Effects of MnO₂ of different structures on activation of peroxymonosulfate for bisphenol A degradation under acidic conditions

MnO₂ with various structures, including three tunnel structures (α-, β-, γ-MnO₂) and a layered structure (δ-MnO₂), were synthesized and investigated for peroxymonosulfate (PMS) activation. The effects of different structured MnO₂ on PMS activation in contaminant degradation, as quantified by the pseudo-first order rate constants of bisphenol A (BPA) oxidation, followed the order: α-MnO₂ > γ-MnO₂ > β-MnO₂ > δ-MnO₂. Results showed that under acidic conditions, BPA was degraded by both catalytic oxidation by PMS-MnO₂ and direct oxidation by MnO₂, and the relative importance of the two mechanisms differed for different MnO₂. The direct oxidation accounted for 25.2, 7.4, 34.1, and 94.5% of the total reactivity of α-, β-, γ-, and δ-MnO₂, respectively.
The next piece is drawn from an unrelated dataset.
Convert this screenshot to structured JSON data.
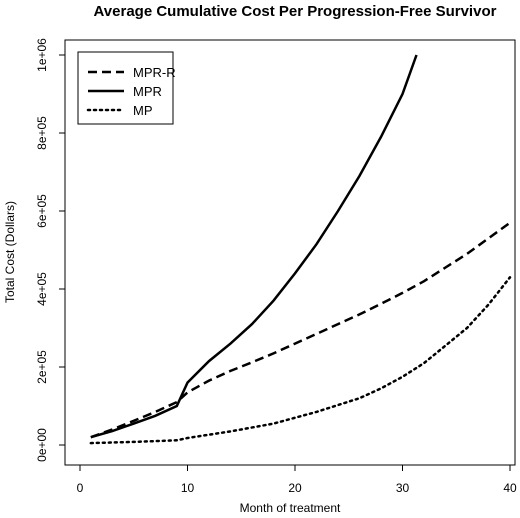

Physicochemical properties of MnO₂ including crystal structure, morphology, surface Mn oxidation states, surface area, oxygen species and conductivity were characterized and correlated with the catalytic reactivity. The results demonstrated that the crystallinity of MnO₂ was the dominant factor in the catalytic reactivity, resulting in the lowest reactivity for the least crystalline δ-MnO₂. For the crystalline MnO₂, the catalytic reactivity linearly correlated with Mn average oxidation state, Mn(III) content, and conductivity. Electron spin resonance (ESR) and quenching experiments with ethanol and tert-butanol suggested that sulfate radicals (SO₄^[rad]−) were the dominant radicals in the systems, while hydroxyl radicals (^[rad]OH) played a minor role. In addition, nonradical mechanisms such as singlet oxygen (¹O₂) also contributed to the BPA degradation, especially when δ-MnO₂ was the catalyst. These findings offered new insights into the contaminant degradation mechanisms in PMS-MnO₂ and provided guidance to develop cost-effective catalysts for water/wastewater treatment.